On January 25, Senators Max Baucus, D-Mont., and Chuck Grassley, R-Iowa, introduced legislation intended to stop the granting of patents for tax strategies. The Equal Access to Tax Planning Act of 2011 (S. 139) would provide that “any strategy for reducing, avoiding, or deferring tax liability” is deemed to be “prior art” under patent law, and therefore not patentable.
The proposed legislation would apply to any attempt to patent a strategy to reduce tax liability under federal, state, local or foreign law. Similar language is included in the Patent Reform Act of 2011 (S. 23), also introduced on January 25.
“The AICPA strongly supports the legislation that Sens. Baucus and Grassley are introducing this week, and we applaud the decision by Sens. [Patrick] Leahy [D-Vt.], Grassley and [Orrin] Hatch [R-Utah] to include it in their comprehensive patent reform bill,” Barry Melancon, president and CEO of the AICPA, wrote in a letter to the chairmen and ranking members of the Senate Finance and Judiciary committees.

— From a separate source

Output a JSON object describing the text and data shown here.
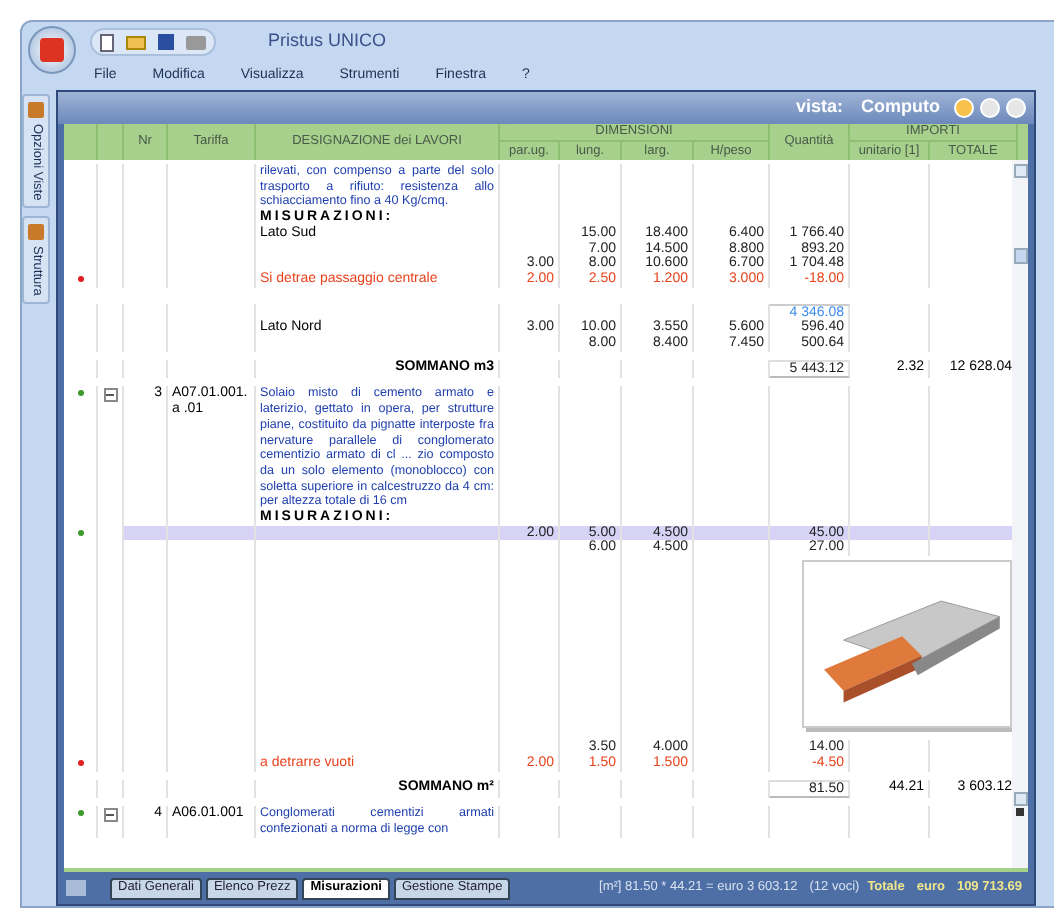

The AICPA has for several years opposed the issuance of patents for tax strategies. Specifically, the AICPA in letters to Congress and the IRS has expressed its concerns that allowing tax strategies to be patented:
- Limits taxpayers’ ability to use fully tax law interpretations intended by Congress;
- May cause some taxpayers to pay more tax than Congress intended or more than others similarly situated;
- Complicates the provision of tax advice by professionals;
- Hinders compliance by taxpayers;
- Misleads taxpayers into believing that a patented strategy is valid under the tax law; and
- Precludes tax professionals from challenging the validity of a patented strategy.
In a prepared statement, Grassley said, “tax patents undermine a tax system based on voluntary compliance. Our legislation reins in the cottage industry of those trying to own tax planning strategies that should be available to everyone or that would encourage inappropriate tax avoidance.”